Chromophobic tumors represent 90% of pituitary tumors. These tumors usually
produce no hormones but destroy the rest of the pituitary gland, causing
hypopituitarism. People with these disease are often obese and somnolent and exhibit
fine, scant hair; dry, soft skin; a past complexion; and small bones. They also
experience headaches, loss of libido and visual defects progressing to blindness. Other
signs and symptoms include polyuria, polyphagia, a lowering basal metabolic rate and
subnormal body temperature.

Assessment and Diagnostic findings


Diagnostic evaluation requires a careful history and physical examination,
including assessment of visual acuity and visual fields. CT and MRI scans are used to
diagnose the presence of tumors.
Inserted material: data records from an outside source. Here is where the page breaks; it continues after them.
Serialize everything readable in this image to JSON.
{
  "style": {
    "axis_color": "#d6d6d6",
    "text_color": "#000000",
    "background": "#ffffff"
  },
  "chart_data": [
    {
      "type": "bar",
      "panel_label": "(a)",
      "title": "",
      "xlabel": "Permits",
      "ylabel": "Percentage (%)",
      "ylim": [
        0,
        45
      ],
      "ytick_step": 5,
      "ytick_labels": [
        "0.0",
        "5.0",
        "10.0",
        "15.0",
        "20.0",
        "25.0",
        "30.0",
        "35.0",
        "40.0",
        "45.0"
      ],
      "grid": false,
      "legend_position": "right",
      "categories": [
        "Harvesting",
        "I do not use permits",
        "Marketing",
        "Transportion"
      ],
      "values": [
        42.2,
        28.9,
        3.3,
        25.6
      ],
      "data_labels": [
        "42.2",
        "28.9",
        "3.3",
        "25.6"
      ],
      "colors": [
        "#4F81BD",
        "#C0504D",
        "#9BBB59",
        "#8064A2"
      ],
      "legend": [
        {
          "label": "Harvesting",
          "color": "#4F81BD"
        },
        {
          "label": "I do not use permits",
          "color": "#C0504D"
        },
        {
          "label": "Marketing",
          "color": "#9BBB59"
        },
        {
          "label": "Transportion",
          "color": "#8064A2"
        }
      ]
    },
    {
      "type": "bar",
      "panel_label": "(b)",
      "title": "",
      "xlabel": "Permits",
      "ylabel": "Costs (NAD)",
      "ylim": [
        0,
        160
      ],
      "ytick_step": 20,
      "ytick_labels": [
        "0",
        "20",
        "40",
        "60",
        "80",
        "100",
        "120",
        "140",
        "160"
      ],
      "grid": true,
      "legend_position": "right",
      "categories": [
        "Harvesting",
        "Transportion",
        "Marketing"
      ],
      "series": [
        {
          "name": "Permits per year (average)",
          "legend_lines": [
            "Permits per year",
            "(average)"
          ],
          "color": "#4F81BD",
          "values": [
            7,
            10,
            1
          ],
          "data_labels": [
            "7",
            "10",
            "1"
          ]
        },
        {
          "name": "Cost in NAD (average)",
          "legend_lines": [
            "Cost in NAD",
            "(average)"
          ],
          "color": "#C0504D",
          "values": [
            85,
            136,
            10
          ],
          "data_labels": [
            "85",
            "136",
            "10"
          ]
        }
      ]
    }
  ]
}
Serum levels of pituitary hormones may be obtained
along with measurements of hormones of target organs to assist in diagnosis.

Medical Management

Hypophysectomy surgical removal of the pituitary gland through a


transsphenoidal approach is the usual treatment.
Stereotactic radiation therapy requires the use of a neurosurgery type
stereotactic frame, may be used to deliver external-beam radiation therapy
precisely to the pituitary tumor with minimal effect on normal tissues.

Pharmacological Treatments

Bromocriptine dopamine antagonist


Octreotide - synthetic analog of GH
These medications inhibits the production and release of GH and and
may bring about marked improvement of symptoms.
Ocrtreotide and Lanreotide - a somatostatin analogue, may also be used
preoperatively to improve the patients clinical condition and to shrink the tumor.

Surgical Management

Hypophysectomy - treatment of choice in patients with Cushing syndrome


resulting from excessive production of ACTH by a pituitary tumor. It may also be
performed on occasion as a palliative measure to relieve bone pain secondary to
metastasis of malignant lesions of the breast and prostate.

Several approaches are used to remove or destroy the pituitary gland, including
surgical removal by transfrontal, subcranial, or oronasal-transsphenoidal
approaches; irradiation and cryosurgery.